Mauricio Isla : (7/10) Kumaşı çok sağlam. Top gelmeden ne yapacağını kestiriyor ve net oynuyor. Top tekniği bir sağ bek için üst düzey. Takıma uyum sağladıkça daha da verimli olacak.
Roman Neustadter : (4/10) İkinci golde yediği çalımı amatör kümedeki 35lik stoperler yemiyor. Sezonu ona emanet edeceksek yandık.
Martin Skrtel : (6/10) Golünü attı ancak savunmada çok hazır bir görüntü sergilemedi. Yanına daha sağlam bir stoper gerekiyor.
İsmail Köybaşı : (5/10) Dokunduğu ilk top asist oldu ancak sonrasında dokunduğu 30 topun 29u geriye paslardı. Sağ bek Isla iken solda Hasan Ali de, İsmail de çok yetersiz.
Nabil Dirar : (5/10) Hazırlık maçlarına oranla çok tutuk bir performans sergiledi. Lige ısınmak için biraz daha zamana ihtiyacı var sanki.
Mehmet Topal : (4/10) "Pala" Mehmet ilk golde hayatının en iyi asist paslarından birini verdi.
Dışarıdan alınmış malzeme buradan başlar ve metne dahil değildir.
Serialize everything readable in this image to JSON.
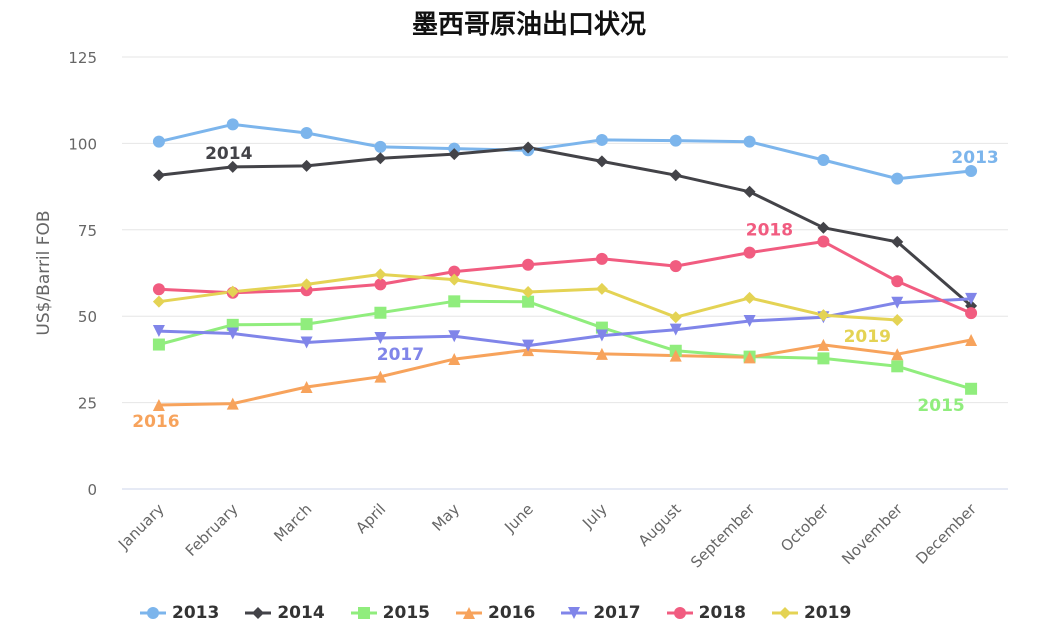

Sonrasında bir de güzel kafa vurdu ama akabinde kaybolup gitti. Hazırlık maçlarında yedek beklerken ne oldu da bir anda çift ön liberoya döndük anlayamadım.
Josef Souza : (4/10) Hazırlık maçlarında Ozan Tufan ile beraber verimli bir görüntü çizerken bu maçta yanında Mehmet Topal olunca duraksadı. Bolca pas ve kademe hatası yaptı. İkinci goldeki hatası kendisine yakışmadı.
Mathieu Valbuena : (8/10) Maçın tek arayan ismiydi. Hatta 70ten sonra herkes topu Valbuena'ya vermeye başladı ne yapacağını seyretmek için. 3 resmi maçta 3 asiste ulaştı. Duran toplar artık etkili bir silah.
Alper Potuk : (5/10) 5. dakikada golü attı ama kalan 85 dakika ne yaptı derseniz ben bilemiyorum zira kendisini sahada göremedik. Giuliano bir an evvel monte edilmeli takıma.
Robin van Persie : (2/10) Sahada kaldığı 67 dakika boyunca rakip sahada topa sadece 4 kere dokunabildi. Geçtiğimiz sezona geri döndük adeta. Rakip kaleyi cepheden önü açık bir şekilde görürken sol ayağıyla plase yerine pas vermeyi tercih eden santrafor mu olur? Feyenoord istiyorsa hemen bilet alalım kendisine, fazla bekleme yapmasın.
Aatıf Chahechouhe : (2/10) Fark yaratmak için oyuna girdi ancak buluştuğu ilk 5 topun hepsini hatalı kullandı, sonrakileri de saymadım zaten.
Ahmethan Köse : (4/10) Fenerbahçe'nin yedek santraforu olmak için bile yetersiz. 20 yaşında bir oyuncunun geleceğini kestirmek için kumaşının iyi olması gerekir. Ahmethan da o da yok maalesef.
Samed Karakoç : (4/10) "Kurtarıcı" olarak girdi ama kimi neyi kurtaracaktı ben çözemedim.
Aykut Kocaman : (4/10) Kadro dizilişi doğru görünse de oyuna hamle anlamında sınıfta kaldı. Rakip 9 tane yeni transferle sahadayken bizden daha organize göründü. Hazırlık maçları sonrası takımı yeterince motive edememiş göründü. Dileyelim ki ilerleyen maçlarda bu sıkıntıları atlatabilsin.
Özetle; 31 mayıs 2003'te beraberlikle kapattığımız Göztepe defteri 14 sene sonra yine beraberlikle açıldı. O günden bu yana köprünün altından çok sular aktı ancak Aziz Yıldırım halen yerinde oturuyor. Artık bazı şeylerin değişmesi gerekiyor ve bu sezonu bunun için bir fırsat. Aykut Kocaman'a geç de olsa iyi bir kadro teslim ediliyor, bakalım o bu kadroyu yoğurup iyi bir sanat eseri haline getirebilecek mi yoksa yeniden kahır sezonuna mı hazırlanacağız, hep birlikte göreceğiz.